According to the United States Internal Revenue Service, ``the average American spends 270$ and 13 hours filing their taxes''. Even beyond the U.S., tax filing requires complex reasoning, combining application of overlapping rules with numerical calculations. Because errors can incur costly penalties, any automated system must deliver high accuracy and auditability, making modern large language models (LLMs) poorly suited for this task. We propose an approach that integrates LLMs with a symbolic solver to calculate tax obligations. We evaluate variants of this system on the challenging StAtutory Reasoning Assessment (SARA) dataset, and include a novel method for estimating the cost of deploying such a system based on real-world penalties for tax errors. We further show how combining up-front translation of plain-text rules into formal logic programs, combined with intelligently retrieved exemplars for formal case representations, can dramatically improve performance on this task and reduce costs to well below real-world averages.
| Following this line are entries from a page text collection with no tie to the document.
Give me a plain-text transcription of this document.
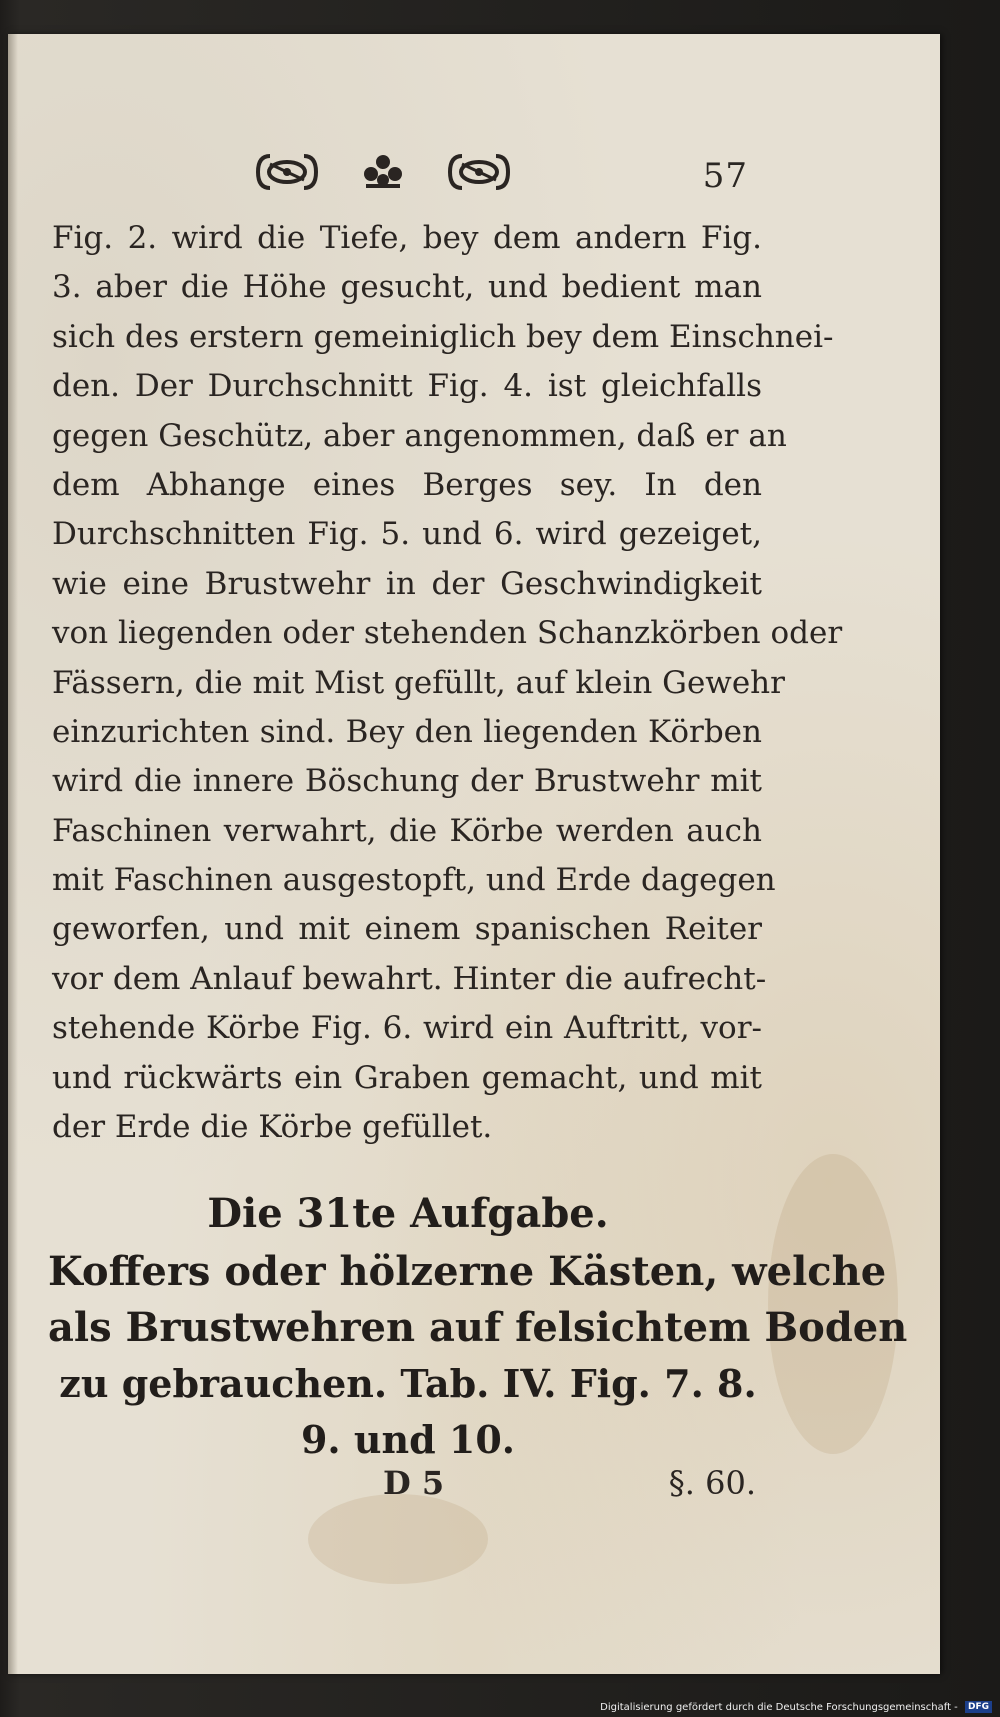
57
Fig. 2. wird die Tiefe, bey dem andern Fig.
3. aber die Höhe gesucht, und bedient man
sich des erstern gemeiniglich bey dem Einschnei-
den. Der Durchschnitt Fig. 4. ist gleichfalls
gegen Geschütz, aber angenommen, daß er an
dem Abhange eines Berges sey. In den
Durchschnitten Fig. 5. und 6. wird gezeiget,
wie eine Brustwehr in der Geschwindigkeit
von liegenden oder stehenden Schanzkörben oder
Fässern, die mit Mist gefüllt, auf klein Gewehr
einzurichten sind. Bey den liegenden Körben
wird die innere Böschung der Brustwehr mit
Faschinen verwahrt, die Körbe werden auch
mit Faschinen ausgestopft, und Erde dagegen
geworfen, und mit einem spanischen Reiter
vor dem Anlauf bewahrt. Hinter die aufrecht-
stehende Körbe Fig. 6. wird ein Auftritt, vor-
und rückwärts ein Graben gemacht, und mit
der Erde die Körbe gefüllet.
Die 31te Aufgabe.
Koffers oder hölzerne Kästen, welche
als Brustwehren auf felsichtem Boden
zu gebrauchen. Tab. IV. Fig. 7. 8.
9. und 10.
D 5	§. 60.
Digitalisierung gefördert durch die Deutsche Forschungsgemeinschaft - DFG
Our results demonstrate the effectiveness of applying semantic parsing methods to statutory reasoning, and show promising economic feasibility of neuro-symbolic architectures for increasing access to reliable tax assistance.

Paper Structure

This paper contains 16 sections, 1 equation, 5 figures, 3 tables.

Figures (5)

  • Figure 1: A taxpayer confronted with a tax question might choose between an inexpensive AI preparer and a costlier human professional. The decision considers trade-offs between cost, convenience, and confidence in the result.
  • Figure 2: Methods for solving.Top Left: Plain-text for statutes and a case is fed into a language model, along with the instruction to calculate a person's tax obligation. Top Right: Statutes and a case are fed into the model as before, but it is instructed to convert these into a logic program which calculates a person's tax obligation. If the SWI-Prolog engine fails to execute the program, the case is considered unanswered. Bottom: A language model parses a case's facts into Prolog, conditioned on gold parses of the most relevant cases and of the rules contained in the statutes. The symbolic solver imports the gold parses of the statutes before attempting to execute the generated parse of the case. Note that unlike the approaches above it, this requires gold symbolic representations of both the statutes and a representative selection of correctly-decided cases.
  • Figure 3: Number of correct and incorrect solutions produced by each solution method, for large chat- and reasoning-optimized models (served by DeepSeek and OpenAI).
  • Figure 4: Success and failure rates of method mixtures: The top right corner counts the average number of successes yielded by each method combination, and the bottom left corner counts the average number of failures for models over 100 billion parameters optimized for reasoning (DeepSeek R1 and OpenAI o3) and chat (DeepSeek V3 and GPT-4.1)
  • Figure 5: Standalone parsing success rate improves with model size. While smaller reasoning models fail to solve nearly every problem in this setting, larger reasoning models show improvement with model size.